- Origin: Bangor, Wales
- Genres: Experimental rock; psychedelic rock; post-rock; space rock;
- Years active: 1993–2015
- Labels: Ankstmusik Pure Pop For Now People Klangbad Ochre Ankst Atol
- Members: Ann Matthews Maeyc Hewitt Alan Holmes
- Website: ectogram.co.uk myspace.com/ectogram

= Ectogram =

Welsh band

Ectogram were a Welsh band from Bangor, Wales.

Ann Matthews and Alan Holmes were previously members of Welsh language post-punk band Fflaps between 1987 and 1993, touring Europe, releasing three LPs, and recording two John Peel Sessions during that time. When the band's drummer Jonny Evans left in 1993, they recruited old friend Maeyc Hewitt and morphed into the quite different sounding Ectogram.

The band initially recorded two singles for the small Welsh independent label, Atol, before being signed to the more well-known Ankst label, for whom they recorded an album and two EPs. When that label dissolved in 1998, Ectogram stayed with Ankstmusik, the label set up by one of the former Ankst partners.

Their music combines conventional rock elements such as repetitive rhythms and vocal melody with atonal discord and improvisation.
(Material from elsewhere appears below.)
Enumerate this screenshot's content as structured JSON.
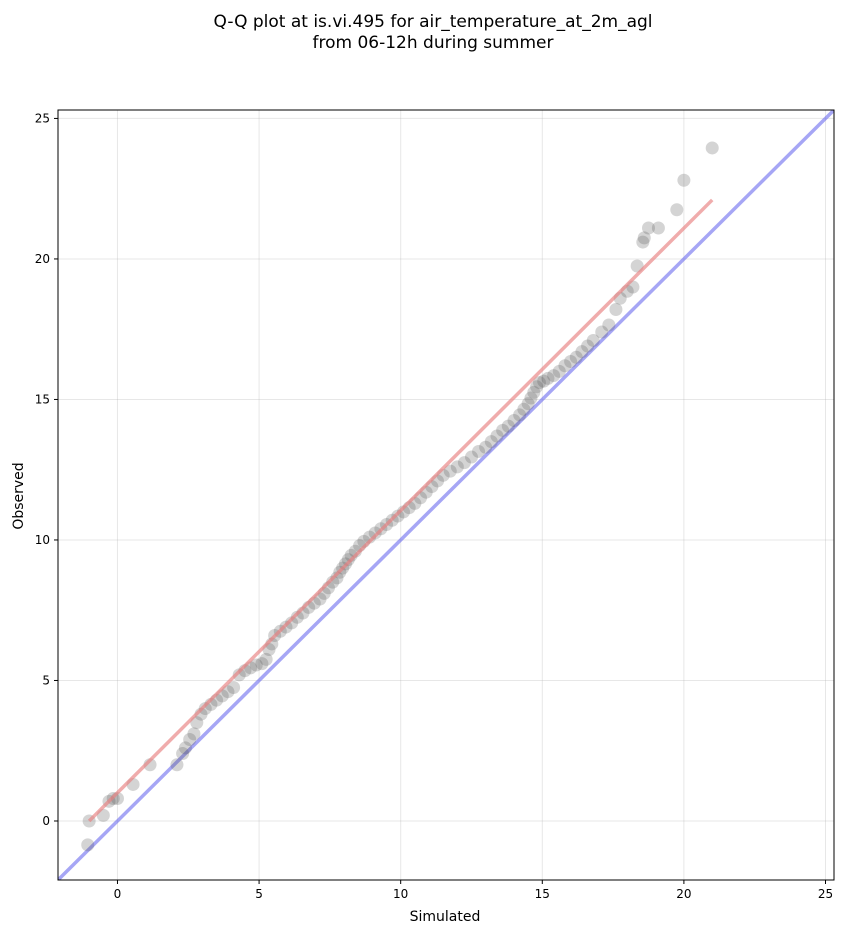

Their style has been influenced by bands such as Sonic Youth, Faust, Pere Ubu, My Bloody Valentine and Acid Mothers Temple. BBC Radio Wales DJ, Adam Walton described their guitar style as 'Egoless textures and exploratory sonics.'

All three members of Ectogram were also members of the experimental rock supergroup The Serpents, who released an album on the Ochre label in 1999.

During 2005, Ectogram played a series of gigs with krautrock group Faust, at times joining them on stage for a collaborative performance, and in 2012 they acted as a backing band for a performance by ex – Can member Damo Suzuki.

In late 2015, Gigwise listed Ectogram as one of their 27 Greatest Welsh Bands Of All Time.

Drummer Maeyc Hewitt died of cancer 2 October 2015 and the band's website suggested that this was possibly the end of Ectogram as a band.

==Discography==

===Studio albums===
- 1996 I Can't Believe it's not Reggae! – (Ankst)
- 2000 All Behind the Witchtower – (Ankstmusik)
- 2002 Tall Things Falling – (Ankstmusik)
- 2005 Electric Deckchair – (Ankstmusik)
- 2006 Concentric Neckwear – (Pure Pop For Now People)
- 2007 Fluff on a Faraway Hill – (Klangbad)
- 2012 Exo-Celestial – (Turquoise Coal)

===Singles and EPs===
- 1994 Spio Trwy Tylla – (Atol)
- 1995 Mary – (Atol)
- 1995 Spoonicon EP – (Ankst)
- 1997 Eliot's Violet Hour – (Ankst)
- 1998 Spitsbergen – (Ochre)
- 1999 Evanescence – (Ochre)
- 2006 Y Lleill EP – (Ankstmusik)

===Split Releases===
- 1998 Stolen Ecstasy – (with Flowchart) (100 Guitar Mania)
- 1998 Spitsbergen Part 4 – (with The Land of Nod) (Ochre)
- 2001 Füxa vs. Ectogram – (with Füxa) (Ochre)
- 2007 Split CD – (with Klaus Kinski) (Giant Hammer)

===Compilation Appearances===
- 1995 S4C Makes Me Want to Smoke Crack – (Atol)
- 1995 Triskadekaphilia – (Ankst)
- 1996 Plan Boom – (What's That Noise)
- 1997 Angels With Big Wings – (Ankst)
- 1999 Floralia Vol 3 – (Wot 4)
- 1999 Croeso 99 – (Ankstmusik)
- 1999 Through the Square Window – (Blue Flea)
- 2000 Yr Agog – (Oggum)
- 2001 The Stooges – (Snowdonia)
- 2003 Radio Crymi Playlist Vol. 1 (1988-1998) – (Ankstmusik)
- 2007 Nødutgang 2007 – (Go To Gate)
- 2007 Klangbad Festival 2007 – (Klangbad)
- 2008 Radio Crymi Playlist Vol. 2 (1998-2008) – (Ankstmusik)
- 2008 Mind Expansion Compilation 2 – (Mind Expansion)
- 2009 Andy – (Pure Pop For Now People)
- 2009 50 And Up – (Barbelo)
- 2011 Past - Present - Future – (Pure Pop For Now People)

===Film===
- Ectogram recorded the soundtrack for Emyr Glyn Williams's feature film Y Lleill, which won the Bafta for best film at the 2004 Bafta Wales awards. The film was also shown at the ICA.